Angesprochen auf das von Hein erwähnte fehlende Regelwerk, meint Biach, dass medizinische und therapeutische Maßnahmen immer von einem Arzt verordnet werden müssen. Hier könne er sich durchaus vorstellen, dafür eigene Honorarpositionen zu schaffen, damit die Ärzte auch dazu verpflichtet sind, entsprechende Therapien - also das Gesamtpaket inklusive ärztlicher Begleitung - zu verschreiben. Aber ein eigenes Regelwerk werde dafür in Österreich nicht benötigt. Allerdings müssen die Sozialversicherungsträger die entsprechenden Programme zum Download zur Verfügung stellen. Wenn der Patient etwa Turnübungen verordnet bekommt, dann sind es Videos, die er sich am Computer anschauen und nachmachen kann, um anschließend seine Werte ins Programm einzugeben.

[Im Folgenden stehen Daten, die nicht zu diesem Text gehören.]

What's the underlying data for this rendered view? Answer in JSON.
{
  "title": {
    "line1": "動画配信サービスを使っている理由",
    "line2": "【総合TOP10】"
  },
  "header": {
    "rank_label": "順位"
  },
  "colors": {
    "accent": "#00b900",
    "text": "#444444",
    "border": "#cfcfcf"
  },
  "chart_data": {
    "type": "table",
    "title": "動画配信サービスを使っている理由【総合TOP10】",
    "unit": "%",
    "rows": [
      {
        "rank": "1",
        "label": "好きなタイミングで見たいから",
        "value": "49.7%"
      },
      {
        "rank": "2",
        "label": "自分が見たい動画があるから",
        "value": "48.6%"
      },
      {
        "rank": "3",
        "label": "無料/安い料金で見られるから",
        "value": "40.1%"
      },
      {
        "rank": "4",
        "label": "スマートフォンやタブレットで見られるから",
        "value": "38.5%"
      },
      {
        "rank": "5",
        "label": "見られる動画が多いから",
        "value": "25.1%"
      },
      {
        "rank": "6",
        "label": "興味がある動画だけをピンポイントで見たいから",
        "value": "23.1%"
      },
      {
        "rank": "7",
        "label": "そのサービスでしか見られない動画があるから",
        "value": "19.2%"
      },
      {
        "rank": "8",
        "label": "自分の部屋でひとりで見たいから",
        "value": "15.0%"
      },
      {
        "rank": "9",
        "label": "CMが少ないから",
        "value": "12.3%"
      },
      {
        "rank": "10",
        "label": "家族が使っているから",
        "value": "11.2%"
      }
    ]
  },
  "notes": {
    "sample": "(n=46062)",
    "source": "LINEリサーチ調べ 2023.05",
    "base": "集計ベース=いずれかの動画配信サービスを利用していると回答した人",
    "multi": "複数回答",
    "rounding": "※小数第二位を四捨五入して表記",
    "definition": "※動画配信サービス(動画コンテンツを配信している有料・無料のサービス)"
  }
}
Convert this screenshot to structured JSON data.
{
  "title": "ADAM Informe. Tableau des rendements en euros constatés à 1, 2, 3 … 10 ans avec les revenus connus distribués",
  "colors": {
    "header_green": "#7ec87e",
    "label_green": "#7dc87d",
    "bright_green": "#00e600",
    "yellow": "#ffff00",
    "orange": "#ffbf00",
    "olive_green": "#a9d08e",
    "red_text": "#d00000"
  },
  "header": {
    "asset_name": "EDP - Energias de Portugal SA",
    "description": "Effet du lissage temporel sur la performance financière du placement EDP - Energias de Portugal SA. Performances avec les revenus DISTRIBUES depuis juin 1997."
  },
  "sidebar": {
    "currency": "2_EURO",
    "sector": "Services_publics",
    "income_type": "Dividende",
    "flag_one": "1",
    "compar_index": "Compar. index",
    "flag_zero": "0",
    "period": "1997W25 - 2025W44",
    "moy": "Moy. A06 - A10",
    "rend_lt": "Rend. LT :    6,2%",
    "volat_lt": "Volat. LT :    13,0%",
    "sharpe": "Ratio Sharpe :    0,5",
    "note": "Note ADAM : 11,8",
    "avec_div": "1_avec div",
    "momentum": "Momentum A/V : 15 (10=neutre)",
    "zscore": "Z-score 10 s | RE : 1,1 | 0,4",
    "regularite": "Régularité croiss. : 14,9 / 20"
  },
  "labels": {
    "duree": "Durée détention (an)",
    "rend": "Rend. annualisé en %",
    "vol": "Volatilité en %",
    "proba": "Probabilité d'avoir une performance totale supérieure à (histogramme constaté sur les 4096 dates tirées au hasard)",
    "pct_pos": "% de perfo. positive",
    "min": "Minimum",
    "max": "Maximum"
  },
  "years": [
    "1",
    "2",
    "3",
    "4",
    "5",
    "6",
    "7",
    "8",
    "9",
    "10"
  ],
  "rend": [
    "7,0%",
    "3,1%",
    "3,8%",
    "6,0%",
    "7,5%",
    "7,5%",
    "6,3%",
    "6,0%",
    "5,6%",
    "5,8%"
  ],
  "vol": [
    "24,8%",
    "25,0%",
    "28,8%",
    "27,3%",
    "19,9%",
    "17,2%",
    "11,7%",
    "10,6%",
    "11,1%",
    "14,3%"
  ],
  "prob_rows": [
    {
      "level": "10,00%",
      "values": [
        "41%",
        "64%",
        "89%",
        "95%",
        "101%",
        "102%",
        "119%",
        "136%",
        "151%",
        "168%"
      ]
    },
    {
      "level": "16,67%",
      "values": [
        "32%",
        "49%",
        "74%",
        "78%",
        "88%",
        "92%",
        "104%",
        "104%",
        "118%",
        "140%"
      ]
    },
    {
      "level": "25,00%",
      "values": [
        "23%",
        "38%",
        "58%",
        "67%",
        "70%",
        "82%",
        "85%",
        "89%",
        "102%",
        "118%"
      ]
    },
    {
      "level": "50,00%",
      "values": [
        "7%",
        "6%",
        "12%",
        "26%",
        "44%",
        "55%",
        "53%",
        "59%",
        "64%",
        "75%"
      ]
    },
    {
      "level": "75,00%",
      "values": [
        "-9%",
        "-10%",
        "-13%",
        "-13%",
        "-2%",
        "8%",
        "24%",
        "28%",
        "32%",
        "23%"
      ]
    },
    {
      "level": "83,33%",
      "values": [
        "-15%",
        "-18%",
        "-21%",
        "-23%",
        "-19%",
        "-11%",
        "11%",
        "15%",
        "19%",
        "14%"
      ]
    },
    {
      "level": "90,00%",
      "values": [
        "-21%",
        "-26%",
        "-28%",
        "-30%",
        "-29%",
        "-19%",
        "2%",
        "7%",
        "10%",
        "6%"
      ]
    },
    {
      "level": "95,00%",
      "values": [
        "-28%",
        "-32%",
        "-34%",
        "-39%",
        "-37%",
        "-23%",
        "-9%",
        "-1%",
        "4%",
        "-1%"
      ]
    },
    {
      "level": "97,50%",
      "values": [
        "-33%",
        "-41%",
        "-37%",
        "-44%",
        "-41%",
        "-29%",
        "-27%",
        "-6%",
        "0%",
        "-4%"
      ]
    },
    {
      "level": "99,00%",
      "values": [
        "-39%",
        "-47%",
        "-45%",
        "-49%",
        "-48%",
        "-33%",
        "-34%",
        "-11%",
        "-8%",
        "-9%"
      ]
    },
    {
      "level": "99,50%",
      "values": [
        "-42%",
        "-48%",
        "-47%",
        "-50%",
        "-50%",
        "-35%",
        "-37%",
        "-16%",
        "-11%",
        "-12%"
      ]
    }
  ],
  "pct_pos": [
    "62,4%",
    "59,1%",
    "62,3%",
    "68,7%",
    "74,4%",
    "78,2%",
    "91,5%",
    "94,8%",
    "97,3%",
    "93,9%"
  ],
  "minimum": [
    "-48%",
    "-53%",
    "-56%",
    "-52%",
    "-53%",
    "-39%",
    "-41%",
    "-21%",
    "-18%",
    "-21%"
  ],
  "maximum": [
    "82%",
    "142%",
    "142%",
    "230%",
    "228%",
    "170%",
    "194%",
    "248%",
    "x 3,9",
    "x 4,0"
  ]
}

Konkret budgetiert ist dafür allerdings noch nichts worden, meint Biach - abgesehen von der Programmentwicklung, die durch die PVA vorgenommen wird. "Es wurde so gerechnet, dass man mit der Telereha längerfristig Heilungskosten einsparen kann." Und auch der Wegfall der Fahrtkostenzuschüsse würden einen Kostenausgleich zu den Programmkosten schaffen, so Biach. Mit Apps haben die Programme übrigens nichts zu tun. Gesundheitsapps seien Lifestyleprodukte. Bei den Programmen geht es um eine kurative Versorgung mit hohen Qualitätsansprüchen, die nur im Zusammenwirken von Ärzten und Therapeuten sichergestellt werden können.
Bonus-Modelle ausbauen
Abgesehen davon können die Sozialversicherungen Bonus-Modelle schaffen, die den Patienten dazu motivieren, regelmäßig seine Werte einzugeben, ist Biach überzeugt. Und je größer der Fortschritt ist, desto weniger Selbstbehalt muss er zahlen - so wie das bereits jetzt schon bei der SVA gehandhabt wird. "Das eröffnet viele Möglichkeiten im Bereich der Selbstverantwortung und ermöglicht eine raschere Entwicklung von Innovation", sagt Biach.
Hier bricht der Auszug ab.